Stability of the first-order unified gas-kinetic scheme based on a linear kinetic model

Abstract: The unified gas-kinetic scheme (UGKS) is becoming increasingly popular for multiscale simulations in all flow regimes. This paper provides the first analytical study on the stability of the UGKS applied to a linear kinetic model, which is able to reproduce the one-dimensional linear scalar advection-diffusion equation via the Chapman-Enskog expansion method. Adopting periodic boundary conditions and neglecting the error from numerical integration, this paper rigorously proves the weighted $L^2$-stability of the first-order UGKS under the Courant-Friedrichs-Lewy (CFL) conditions. It is shown that the time step of the method is not constrained by being less than the particle collision time, nor is it limited by parabolic type CFL conditions typically applied in solving diffusion equations.
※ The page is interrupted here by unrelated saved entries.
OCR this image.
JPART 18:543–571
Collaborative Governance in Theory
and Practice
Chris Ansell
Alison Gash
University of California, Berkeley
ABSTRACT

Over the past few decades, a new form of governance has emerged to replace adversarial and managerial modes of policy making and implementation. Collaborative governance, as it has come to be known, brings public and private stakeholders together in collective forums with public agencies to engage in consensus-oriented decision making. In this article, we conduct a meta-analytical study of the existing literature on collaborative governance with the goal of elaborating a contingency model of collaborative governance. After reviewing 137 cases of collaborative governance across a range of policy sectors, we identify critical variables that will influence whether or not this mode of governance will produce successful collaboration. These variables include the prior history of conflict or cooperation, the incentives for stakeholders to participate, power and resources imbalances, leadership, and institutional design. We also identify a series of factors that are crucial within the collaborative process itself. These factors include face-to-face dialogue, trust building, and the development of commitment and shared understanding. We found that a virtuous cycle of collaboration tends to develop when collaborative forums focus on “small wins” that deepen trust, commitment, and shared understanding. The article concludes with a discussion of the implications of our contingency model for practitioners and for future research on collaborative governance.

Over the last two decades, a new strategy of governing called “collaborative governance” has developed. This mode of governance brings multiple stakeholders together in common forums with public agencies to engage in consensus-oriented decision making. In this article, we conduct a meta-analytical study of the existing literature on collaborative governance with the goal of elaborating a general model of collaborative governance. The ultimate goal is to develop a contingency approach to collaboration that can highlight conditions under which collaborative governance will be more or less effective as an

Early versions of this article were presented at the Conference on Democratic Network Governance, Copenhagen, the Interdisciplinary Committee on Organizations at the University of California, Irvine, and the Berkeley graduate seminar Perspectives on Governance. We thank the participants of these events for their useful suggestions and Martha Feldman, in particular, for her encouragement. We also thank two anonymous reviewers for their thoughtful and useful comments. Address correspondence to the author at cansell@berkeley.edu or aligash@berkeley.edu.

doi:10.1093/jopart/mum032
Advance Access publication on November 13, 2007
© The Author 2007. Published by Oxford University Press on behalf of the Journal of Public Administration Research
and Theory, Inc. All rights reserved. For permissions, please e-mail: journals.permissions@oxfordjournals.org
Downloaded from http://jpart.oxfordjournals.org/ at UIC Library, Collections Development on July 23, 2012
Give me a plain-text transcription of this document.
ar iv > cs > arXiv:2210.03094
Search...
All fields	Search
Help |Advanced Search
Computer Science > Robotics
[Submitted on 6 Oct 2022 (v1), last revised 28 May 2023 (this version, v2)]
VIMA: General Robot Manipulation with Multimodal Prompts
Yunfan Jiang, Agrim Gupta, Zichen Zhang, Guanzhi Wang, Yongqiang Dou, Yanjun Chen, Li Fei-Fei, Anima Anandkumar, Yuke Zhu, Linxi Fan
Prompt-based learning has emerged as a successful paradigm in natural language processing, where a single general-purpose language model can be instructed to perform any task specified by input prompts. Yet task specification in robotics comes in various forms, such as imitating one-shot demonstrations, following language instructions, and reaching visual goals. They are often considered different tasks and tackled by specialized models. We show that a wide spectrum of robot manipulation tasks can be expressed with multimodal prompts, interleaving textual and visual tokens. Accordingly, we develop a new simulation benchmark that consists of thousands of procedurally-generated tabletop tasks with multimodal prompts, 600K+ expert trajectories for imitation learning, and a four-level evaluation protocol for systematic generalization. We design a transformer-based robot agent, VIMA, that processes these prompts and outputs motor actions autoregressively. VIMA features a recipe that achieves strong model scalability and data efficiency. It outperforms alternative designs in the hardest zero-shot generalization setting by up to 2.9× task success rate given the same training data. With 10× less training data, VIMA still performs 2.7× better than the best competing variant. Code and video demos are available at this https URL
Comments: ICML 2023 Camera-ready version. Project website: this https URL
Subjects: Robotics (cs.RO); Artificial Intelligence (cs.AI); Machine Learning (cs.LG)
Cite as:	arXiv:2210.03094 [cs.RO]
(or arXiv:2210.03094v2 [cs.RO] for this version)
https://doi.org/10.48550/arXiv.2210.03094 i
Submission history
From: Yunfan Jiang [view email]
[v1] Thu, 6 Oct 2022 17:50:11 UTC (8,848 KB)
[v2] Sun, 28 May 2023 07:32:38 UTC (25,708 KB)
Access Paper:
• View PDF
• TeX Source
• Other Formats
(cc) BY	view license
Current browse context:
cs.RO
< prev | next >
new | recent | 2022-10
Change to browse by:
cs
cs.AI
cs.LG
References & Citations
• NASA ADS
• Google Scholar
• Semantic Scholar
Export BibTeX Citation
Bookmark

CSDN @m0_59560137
The novelty of the proof lies in that based on the ratio of the time step to the particle collision time, the update of distribution functions is viewed as a convex combinations of sub-methods related to various physics processes, such as the particle free transport and collisions. The weighted $L^2$-stability of the sub-methods is obtained by considering them as discretizations to corresponding linear hyperbolic systems and utilizing the associated Riemann invariants. Finally, the strong stability preserving property of the UGKS leads to the desired weighted $L^2$-stability.